The spherical drift chamber used at LURE for protein crystallography; last developments, performances, and results (invited) (abstract)

Abstract

We have developed at LURE a multiwire proportional chamber with a spherical drift space. The wire chamber consists of two cathode planes, comprising 512 wires with a spacing of 1 mm, set on both sides of the anodic plane. The drift space, a gas filled region bounded by two spherically curved electrodes 144 mm apart, offers several advantages: high quantum efficiency, no parallax effect, equivalent spatial resolution in both directions, and smoothing of the pulsed structure of the synchrotron radiation. The gaseous mixture of argon-xenon (58%), ethane (40%), and ethyl alcohol (2%) is circulated in a closed circuit and is continuously purified. Ethyl alcohol, which avoids electrical discharges and sparks, is essential to operate the instrument at high counting rates (>300 000 events/s). The signal processing, which makes use of one amplifier per cathode wire and of fast priority encoders, determines both coordinates with a resolution of 1 mm and a dead time of 240 ns.
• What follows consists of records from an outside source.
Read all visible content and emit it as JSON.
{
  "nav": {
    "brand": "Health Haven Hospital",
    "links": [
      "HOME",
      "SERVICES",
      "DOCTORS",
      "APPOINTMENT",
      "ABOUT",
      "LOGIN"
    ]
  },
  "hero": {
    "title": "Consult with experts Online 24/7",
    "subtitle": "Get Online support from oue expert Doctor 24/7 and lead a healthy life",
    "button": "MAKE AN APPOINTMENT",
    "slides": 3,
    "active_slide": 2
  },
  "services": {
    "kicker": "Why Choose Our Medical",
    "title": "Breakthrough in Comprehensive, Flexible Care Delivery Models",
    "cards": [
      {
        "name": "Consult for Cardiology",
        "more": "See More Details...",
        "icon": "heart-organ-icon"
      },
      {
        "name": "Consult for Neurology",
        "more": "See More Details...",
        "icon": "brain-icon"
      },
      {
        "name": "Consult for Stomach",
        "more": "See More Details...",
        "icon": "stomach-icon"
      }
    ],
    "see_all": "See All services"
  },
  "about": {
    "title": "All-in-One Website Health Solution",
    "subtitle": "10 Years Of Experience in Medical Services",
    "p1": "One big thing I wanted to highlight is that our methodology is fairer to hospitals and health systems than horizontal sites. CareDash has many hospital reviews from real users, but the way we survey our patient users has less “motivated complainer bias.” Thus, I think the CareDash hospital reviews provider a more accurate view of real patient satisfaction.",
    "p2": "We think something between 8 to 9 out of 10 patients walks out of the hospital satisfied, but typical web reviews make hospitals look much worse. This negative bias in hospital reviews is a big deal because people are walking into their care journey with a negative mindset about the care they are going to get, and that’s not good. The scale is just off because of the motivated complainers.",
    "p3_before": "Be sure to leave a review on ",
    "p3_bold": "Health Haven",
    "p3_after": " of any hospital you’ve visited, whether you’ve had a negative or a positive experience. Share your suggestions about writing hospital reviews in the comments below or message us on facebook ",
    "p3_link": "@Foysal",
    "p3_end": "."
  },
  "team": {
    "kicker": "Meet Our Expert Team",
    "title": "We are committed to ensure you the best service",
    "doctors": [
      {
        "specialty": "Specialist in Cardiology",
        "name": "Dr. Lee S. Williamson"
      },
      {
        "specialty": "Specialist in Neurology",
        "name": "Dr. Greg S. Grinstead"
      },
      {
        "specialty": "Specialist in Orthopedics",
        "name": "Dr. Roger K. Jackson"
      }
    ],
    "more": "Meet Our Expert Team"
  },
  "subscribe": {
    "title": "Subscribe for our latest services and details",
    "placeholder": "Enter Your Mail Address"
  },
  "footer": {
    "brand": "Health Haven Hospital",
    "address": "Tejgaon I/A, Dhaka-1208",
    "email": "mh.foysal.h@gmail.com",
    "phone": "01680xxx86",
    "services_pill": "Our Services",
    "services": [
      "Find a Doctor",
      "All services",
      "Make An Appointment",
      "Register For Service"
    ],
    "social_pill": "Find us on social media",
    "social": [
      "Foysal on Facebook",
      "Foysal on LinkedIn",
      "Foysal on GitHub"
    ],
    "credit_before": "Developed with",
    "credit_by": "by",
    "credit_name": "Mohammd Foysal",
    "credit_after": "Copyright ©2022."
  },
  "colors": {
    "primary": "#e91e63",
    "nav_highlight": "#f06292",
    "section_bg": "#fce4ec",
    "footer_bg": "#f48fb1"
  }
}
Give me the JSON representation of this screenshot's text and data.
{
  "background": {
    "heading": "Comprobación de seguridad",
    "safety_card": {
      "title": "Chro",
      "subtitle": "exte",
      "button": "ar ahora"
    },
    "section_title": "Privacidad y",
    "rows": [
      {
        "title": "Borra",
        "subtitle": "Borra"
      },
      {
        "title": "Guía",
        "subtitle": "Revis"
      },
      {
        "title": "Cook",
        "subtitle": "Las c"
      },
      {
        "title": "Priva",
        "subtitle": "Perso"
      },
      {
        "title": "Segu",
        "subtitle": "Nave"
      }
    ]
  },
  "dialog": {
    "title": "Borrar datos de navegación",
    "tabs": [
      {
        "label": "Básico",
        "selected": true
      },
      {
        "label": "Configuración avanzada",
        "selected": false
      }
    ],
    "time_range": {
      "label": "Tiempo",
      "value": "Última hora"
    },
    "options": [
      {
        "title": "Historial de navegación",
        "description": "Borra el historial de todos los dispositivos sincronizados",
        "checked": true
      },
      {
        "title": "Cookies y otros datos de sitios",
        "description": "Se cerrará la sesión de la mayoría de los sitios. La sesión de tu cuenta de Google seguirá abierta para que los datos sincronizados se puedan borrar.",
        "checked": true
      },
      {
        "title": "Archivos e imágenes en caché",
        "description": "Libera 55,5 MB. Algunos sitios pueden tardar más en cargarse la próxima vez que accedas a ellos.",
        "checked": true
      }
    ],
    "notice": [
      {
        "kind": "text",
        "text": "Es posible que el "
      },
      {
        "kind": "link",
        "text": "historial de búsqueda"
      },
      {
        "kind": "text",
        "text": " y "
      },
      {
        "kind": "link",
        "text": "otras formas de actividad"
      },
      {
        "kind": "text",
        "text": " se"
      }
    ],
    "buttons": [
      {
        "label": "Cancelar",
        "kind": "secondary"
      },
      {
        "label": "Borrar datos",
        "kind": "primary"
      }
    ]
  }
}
Each encoded event is stored into a 512×512 16 bit CAMAC histogramming memory. The experiment is controlled by a PDP11/34 linked to a VAX by a direct memory access channel. A complete set of programs, which performs the data collection and an off line data reduction, is operational. The adaptation of madnes, a general software package which performs an on line data reduction, is under way. Data, collected on a lysozyme crystal to 3.4-Å resolution, give a reliability factor based on intensities of equivalent reflections of 4.7% without absorption corrections; the variation of the detector efficiency is <2.7%. A new version of the instrument is under realization. The position encoder, which uses flash ADCs and signal processors, has a resolution of 0.5 mm. Data are stored into a 1024×1024 16 bit VME histogramming memory linked to a micro VAX.